Greta was also able to use the virtual internship experience to help her discern what she wants to do after graduation. While she found software development work very engaging, Greta hopes to focus more on research and education opportunities in the computer science field.

Billy Porter — Class of 2022, Hesburgh-Yusko Scholar

Porter Billy Web

For Billy Porter, a junior Hesburgh-Yusko Scholar, working virtually as a Google intern meant that he wouldn’t be able to experience Google’s famed colorful, hammock-lined, ping-pong-filled offices first-hand. But he still found ways to make his summer experience enriching, even if over Zoom.

After years of working on campus as a deep-learning researcher and analyst in cancer research labs, Billy set his internship sights on Silicon Valley. He reached out to former Hesburgh-Yusko scholars at Google using the Notre Dame Scholars’ Program alumni database and was soon hired as a STEP Intern for Summer 2020. He was originally slated to join a machine-learning team working on Google’s targeted advertising practice; however, once the internship was made virtual, he was shifted to a more general web-development internship for company confidentiality reasons.
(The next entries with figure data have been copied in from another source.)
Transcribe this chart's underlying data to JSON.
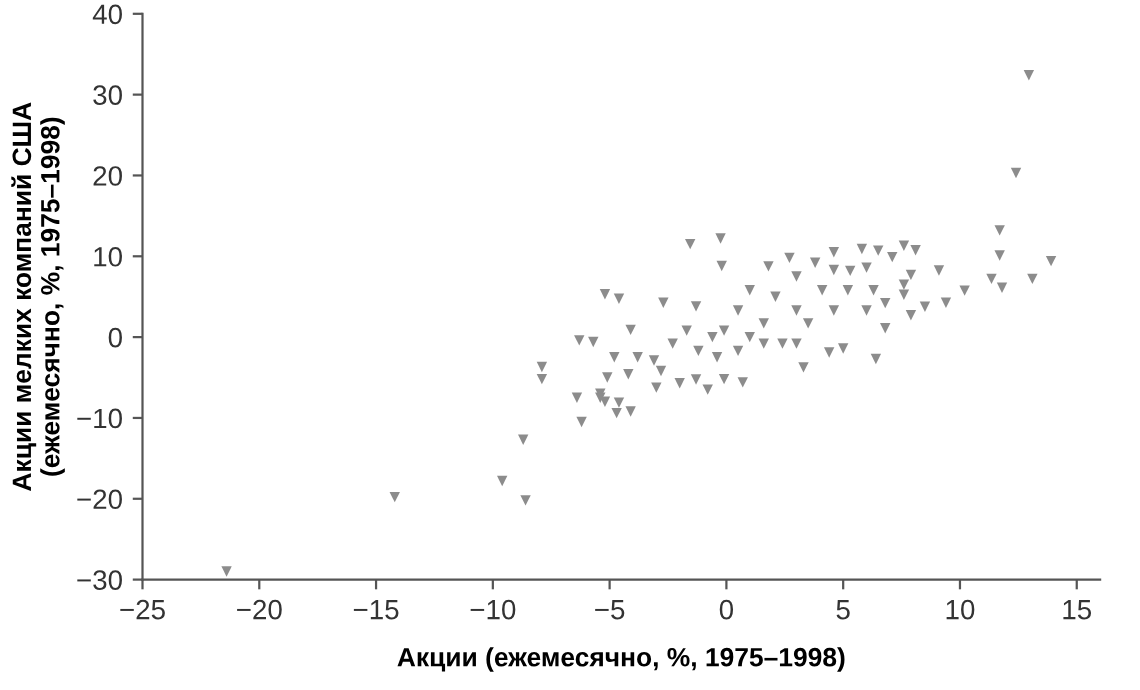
{
  "chart_data": {
    "type": "scatter",
    "xlabel": "Акции (ежемесячно, %, 1975–1998)",
    "ylabel": "Акции мелких компаний США\n(ежемесячно, %, 1975–1998)",
    "xlim": [
      -25,
      16
    ],
    "ylim": [
      -30,
      40
    ],
    "xticks": [
      {
        "value": -25,
        "label": "−25"
      },
      {
        "value": -20,
        "label": "−20"
      },
      {
        "value": -15,
        "label": "−15"
      },
      {
        "value": -10,
        "label": "−10"
      },
      {
        "value": -5,
        "label": "−5"
      },
      0,
      5,
      10,
      15
    ],
    "yticks": [
      {
        "value": -30,
        "label": "−30"
      },
      {
        "value": -20,
        "label": "−20"
      },
      {
        "value": -10,
        "label": "−10"
      },
      0,
      10,
      20,
      30,
      40
    ],
    "marker": "triangle",
    "grid": false,
    "legend": false,
    "series": [
      {
        "color": "#8c8c8c",
        "x": [
          -21.4,
          -14.2,
          -9.6,
          -8.6,
          -8.7,
          -7.9,
          -7.9,
          -6.4,
          -6.2,
          -6.3,
          -5.7,
          -5.2,
          -4.6,
          -4.8,
          -5.1,
          -5.4,
          -5.2,
          -4.6,
          -4.7,
          12.95,
          12.4,
          11.7,
          11.7,
          11.35,
          11.8,
          13.1,
          13.9,
          10.2,
          9.4,
          9.1,
          8.5,
          8.1,
          7.6,
          7.1,
          6.5,
          5.8,
          4.6,
          2.7,
          1.8,
          -0.25,
          -1.55,
          -0.2,
          -2.7,
          -1.3,
          -4.1,
          -4.1,
          -5.4,
          -4.2,
          -3.8,
          -3.0,
          -2.0,
          -1.3,
          -0.8,
          -0.1,
          0.7,
          3.3,
          4.4,
          5.0,
          6.4,
          6.8,
          7.9,
          7.6,
          7.6,
          7.9,
          6.0,
          5.3,
          3.8,
          3.0,
          4.6,
          3.0,
          1.6,
          0.5,
          -0.6,
          -1.7,
          -2.3,
          -3.1,
          1.6,
          2.4,
          1.0,
          2.1,
          3.5,
          5.2,
          6.0,
          6.8,
          -0.1,
          -0.4,
          -1.2,
          -2.8,
          0.5,
          1.0,
          3.0,
          4.1,
          6.3,
          4.6
        ],
        "values": [
          -29,
          -19.8,
          -17.8,
          -20.2,
          -12.7,
          -3.7,
          -5.2,
          -7.5,
          -10.5,
          -0.4,
          -0.6,
          5.3,
          4.75,
          -2.5,
          -5.0,
          -7.0,
          -8.0,
          -8.1,
          -9.4,
          32.4,
          20.3,
          13.2,
          10.1,
          7.2,
          6.1,
          7.2,
          9.4,
          5.75,
          4.25,
          8.25,
          3.75,
          10.75,
          11.3,
          9.9,
          10.7,
          10.9,
          10.5,
          9.8,
          8.75,
          12.2,
          11.5,
          8.8,
          4.25,
          3.8,
          0.9,
          -9.2,
          -7.5,
          -4.6,
          -2.5,
          -6.25,
          -5.7,
          -5.25,
          -6.5,
          -5.2,
          -5.6,
          -3.75,
          -1.9,
          -1.4,
          -2.7,
          1.1,
          2.7,
          6.5,
          5.25,
          7.7,
          8.6,
          8.2,
          9.2,
          7.5,
          3.3,
          3.3,
          1.7,
          3.3,
          0,
          0.8,
          -0.8,
          -2.9,
          -0.8,
          -0.8,
          5.8,
          5.0,
          1.7,
          5.8,
          3.3,
          4.2,
          0.8,
          -2.5,
          -1.7,
          -4.2,
          -1.7,
          0,
          -0.8,
          5.8,
          5.8,
          8.3
        ]
      }
    ]
  }
}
Billy spent the first six weeks of his time at Google working through a variety of tutorials and projects to get comfortable with Google’s web development platforms. He was then put on a team with two other interns to build a web application from the ground up, proposing designs to Google engineers and spending hours writing, reviewing, and testing code.

“I was surprised in the sense that I found myself able to focus for the entire day without distraction [and] without procrastinating,” Billy said. “I think some good steps I took were purchasing a new desk, getting a new monitor, really kind of upgrading my work-from-home setup so it didn’t really feel so much like home but more like a work environment.”

However, despite being a very capable virtual worker, Billy knows there are some aspects of the internship experience that did not translate well to video conferences.

“I definitely missed out on a lot of the connections you form,” he added. “I know a lot of names [and] have a lot more LinkedIn connections now, but I don’t think those are genuine connections, people who will really vouch for me and that I feel pretty close to.”

Another issue Billy ran into was figuring out how to mentally separate work-life from home-life in the COVID-era.

“It was actually a really big problem for me: being able to just kind of unplug,” he said. “When I finished work, I’d go downstairs and go to my family room. It felt like I was still at work. My mind was still racing with work. I still had emails and chats on my phone...It would take me a couple hours after work ended just to be able to feel like I can relax and feel like I was home again.”

Billy will likely be returning to Google next summer to continue his work, although Google has already announced all summer 2021 internships will be virtual. He hopes Google will use the additional preparation time to explore better virtual engagement opportunities for employees and implement the security infrastructure necessary to let interns remain on their originally slotted teams this summer.